My thinking is that you first need a mathematical definition of your ordering. I suggest (Note, this definition wasn't clear in the original question, left here for completeness):
Starting with placing any point in the sequence, then perpetually append to the sequence the point closest to the current point and that hasn't already been appended to the sequence, until all points are appended to the sequence.
Thus with this definition of the ordering, you can derive a simple algorithm for this
ArrayList<point> orderedList = new ArrayList<point>();
orderedList.add(myList.remove(0)); //Arbitrary starting point
while (myList.size() > 0) {
//Find the index of the closest point (using another method)

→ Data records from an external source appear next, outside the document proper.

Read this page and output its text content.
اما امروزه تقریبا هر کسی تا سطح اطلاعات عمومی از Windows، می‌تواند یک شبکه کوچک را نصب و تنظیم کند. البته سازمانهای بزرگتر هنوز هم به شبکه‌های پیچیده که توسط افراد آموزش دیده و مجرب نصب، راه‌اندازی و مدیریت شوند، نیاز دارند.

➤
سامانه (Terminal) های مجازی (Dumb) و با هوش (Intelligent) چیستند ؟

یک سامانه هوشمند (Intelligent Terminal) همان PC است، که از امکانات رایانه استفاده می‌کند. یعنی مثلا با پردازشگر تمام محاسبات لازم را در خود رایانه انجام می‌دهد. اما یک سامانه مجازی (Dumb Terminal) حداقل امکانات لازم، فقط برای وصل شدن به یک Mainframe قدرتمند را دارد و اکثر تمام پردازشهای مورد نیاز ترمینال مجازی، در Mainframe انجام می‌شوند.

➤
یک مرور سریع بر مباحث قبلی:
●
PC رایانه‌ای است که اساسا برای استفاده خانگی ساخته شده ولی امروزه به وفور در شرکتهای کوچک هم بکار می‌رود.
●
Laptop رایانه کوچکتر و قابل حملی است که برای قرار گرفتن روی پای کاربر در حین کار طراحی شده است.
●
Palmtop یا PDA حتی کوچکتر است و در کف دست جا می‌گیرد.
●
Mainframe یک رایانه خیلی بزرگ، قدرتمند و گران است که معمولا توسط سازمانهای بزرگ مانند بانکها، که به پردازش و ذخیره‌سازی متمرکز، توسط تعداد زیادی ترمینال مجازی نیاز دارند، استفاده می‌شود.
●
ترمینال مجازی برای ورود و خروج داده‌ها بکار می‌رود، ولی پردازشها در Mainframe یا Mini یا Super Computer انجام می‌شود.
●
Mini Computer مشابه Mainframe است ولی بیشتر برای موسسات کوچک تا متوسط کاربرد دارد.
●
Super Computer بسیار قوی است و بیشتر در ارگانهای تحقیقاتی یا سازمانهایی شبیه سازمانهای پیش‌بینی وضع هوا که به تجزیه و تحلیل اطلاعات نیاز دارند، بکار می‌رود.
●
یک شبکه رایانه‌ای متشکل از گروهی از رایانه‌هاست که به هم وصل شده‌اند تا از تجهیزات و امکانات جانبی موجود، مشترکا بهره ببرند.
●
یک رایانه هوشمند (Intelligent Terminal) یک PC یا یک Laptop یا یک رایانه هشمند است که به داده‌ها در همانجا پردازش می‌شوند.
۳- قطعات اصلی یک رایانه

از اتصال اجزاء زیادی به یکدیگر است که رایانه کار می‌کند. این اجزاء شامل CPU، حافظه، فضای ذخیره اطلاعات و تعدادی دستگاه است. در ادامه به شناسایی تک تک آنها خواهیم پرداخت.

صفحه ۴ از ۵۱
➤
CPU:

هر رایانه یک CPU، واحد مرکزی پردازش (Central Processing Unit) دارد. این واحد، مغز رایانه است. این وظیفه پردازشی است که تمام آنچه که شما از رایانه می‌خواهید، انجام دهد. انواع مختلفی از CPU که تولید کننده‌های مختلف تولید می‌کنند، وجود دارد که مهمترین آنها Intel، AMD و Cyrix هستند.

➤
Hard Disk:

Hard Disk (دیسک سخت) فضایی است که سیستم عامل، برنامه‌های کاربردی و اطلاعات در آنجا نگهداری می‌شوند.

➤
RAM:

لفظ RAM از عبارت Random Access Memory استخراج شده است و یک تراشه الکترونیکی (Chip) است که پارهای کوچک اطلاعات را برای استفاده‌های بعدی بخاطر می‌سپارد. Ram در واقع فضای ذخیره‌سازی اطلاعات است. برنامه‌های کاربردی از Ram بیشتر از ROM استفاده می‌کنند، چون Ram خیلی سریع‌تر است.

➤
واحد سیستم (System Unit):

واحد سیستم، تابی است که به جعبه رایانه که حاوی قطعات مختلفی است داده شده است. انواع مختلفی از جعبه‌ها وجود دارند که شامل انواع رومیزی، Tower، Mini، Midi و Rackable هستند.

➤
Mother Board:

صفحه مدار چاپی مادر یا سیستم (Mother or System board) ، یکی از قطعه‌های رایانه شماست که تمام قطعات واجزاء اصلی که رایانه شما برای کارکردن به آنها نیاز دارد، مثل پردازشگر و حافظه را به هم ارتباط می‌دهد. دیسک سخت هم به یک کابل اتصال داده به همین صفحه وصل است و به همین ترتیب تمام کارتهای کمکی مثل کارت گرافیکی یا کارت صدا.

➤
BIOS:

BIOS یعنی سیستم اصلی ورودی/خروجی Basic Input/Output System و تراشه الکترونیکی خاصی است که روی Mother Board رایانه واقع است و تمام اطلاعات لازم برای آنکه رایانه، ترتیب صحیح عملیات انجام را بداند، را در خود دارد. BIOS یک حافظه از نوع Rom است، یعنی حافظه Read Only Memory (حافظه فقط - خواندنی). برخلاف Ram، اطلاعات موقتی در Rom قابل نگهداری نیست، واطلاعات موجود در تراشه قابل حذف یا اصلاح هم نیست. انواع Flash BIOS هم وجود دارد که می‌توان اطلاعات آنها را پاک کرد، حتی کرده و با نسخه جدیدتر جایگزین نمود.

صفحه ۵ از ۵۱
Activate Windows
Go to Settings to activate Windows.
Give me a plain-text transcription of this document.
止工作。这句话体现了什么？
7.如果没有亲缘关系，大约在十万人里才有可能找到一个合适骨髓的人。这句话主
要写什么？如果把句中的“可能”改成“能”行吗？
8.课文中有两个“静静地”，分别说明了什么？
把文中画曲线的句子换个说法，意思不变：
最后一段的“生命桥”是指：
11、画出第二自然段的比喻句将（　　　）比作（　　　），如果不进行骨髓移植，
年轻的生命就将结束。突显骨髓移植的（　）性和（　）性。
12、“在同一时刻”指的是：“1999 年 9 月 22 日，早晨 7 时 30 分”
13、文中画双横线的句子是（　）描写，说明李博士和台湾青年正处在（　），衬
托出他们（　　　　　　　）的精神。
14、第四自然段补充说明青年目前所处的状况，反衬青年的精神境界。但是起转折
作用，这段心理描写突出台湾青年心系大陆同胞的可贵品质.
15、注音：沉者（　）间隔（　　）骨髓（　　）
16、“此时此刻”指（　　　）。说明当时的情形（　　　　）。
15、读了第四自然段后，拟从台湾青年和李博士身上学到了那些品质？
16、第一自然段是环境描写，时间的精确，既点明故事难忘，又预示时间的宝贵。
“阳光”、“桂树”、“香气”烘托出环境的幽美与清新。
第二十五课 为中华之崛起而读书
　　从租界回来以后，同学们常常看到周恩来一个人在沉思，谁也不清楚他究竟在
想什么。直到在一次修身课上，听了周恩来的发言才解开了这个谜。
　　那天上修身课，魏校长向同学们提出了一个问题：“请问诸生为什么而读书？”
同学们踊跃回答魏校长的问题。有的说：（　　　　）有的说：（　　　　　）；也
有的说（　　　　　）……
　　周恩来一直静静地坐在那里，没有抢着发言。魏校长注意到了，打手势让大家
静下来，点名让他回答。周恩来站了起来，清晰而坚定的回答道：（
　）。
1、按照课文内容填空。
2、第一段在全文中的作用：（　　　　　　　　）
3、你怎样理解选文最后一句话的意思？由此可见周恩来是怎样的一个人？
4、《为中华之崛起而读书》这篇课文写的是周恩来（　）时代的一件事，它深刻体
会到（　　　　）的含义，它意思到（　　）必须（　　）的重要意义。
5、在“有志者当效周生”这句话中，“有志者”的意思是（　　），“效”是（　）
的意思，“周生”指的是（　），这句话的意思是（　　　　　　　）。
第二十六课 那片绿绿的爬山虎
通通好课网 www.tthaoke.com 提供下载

int nearestIndex=findNearestIndex(orderedList.get(orderedList.size()-1), myList);
//Remove from the unorderedList and add to the ordered one
orderedList.add(myList.remove(nearestIndex));
}
The above is pretty universal (regardless of the algorithm for finding the next point). Then the "findNearestIndex" method could be defined as:
//Note this is intentially a simple algorithm, many faster options are out there
int findNearestIndex (point thisPoint, ArrayList listToSearch) {
double nearestDistSquared=Double.POSITIVE_INFINITY;
int nearestIndex;
for (int i=0; i< listToSearch.size(); i++) {
point point2=listToSearch.get(i);
distsq = (thisPoint.x - point2.x)*(thisPoint.x - point2.x)
+ (thisPoint.y - point2.y)*(thisPoint.y - point2.y);
if(distsq < nearestDistSquared) {
nearestDistSquared = distsq;
nearestIndex=i;
}
}
return nearestIndex;
}
Update: Since the question was revised to largely adopt the definition I used, I took out some of the caveats.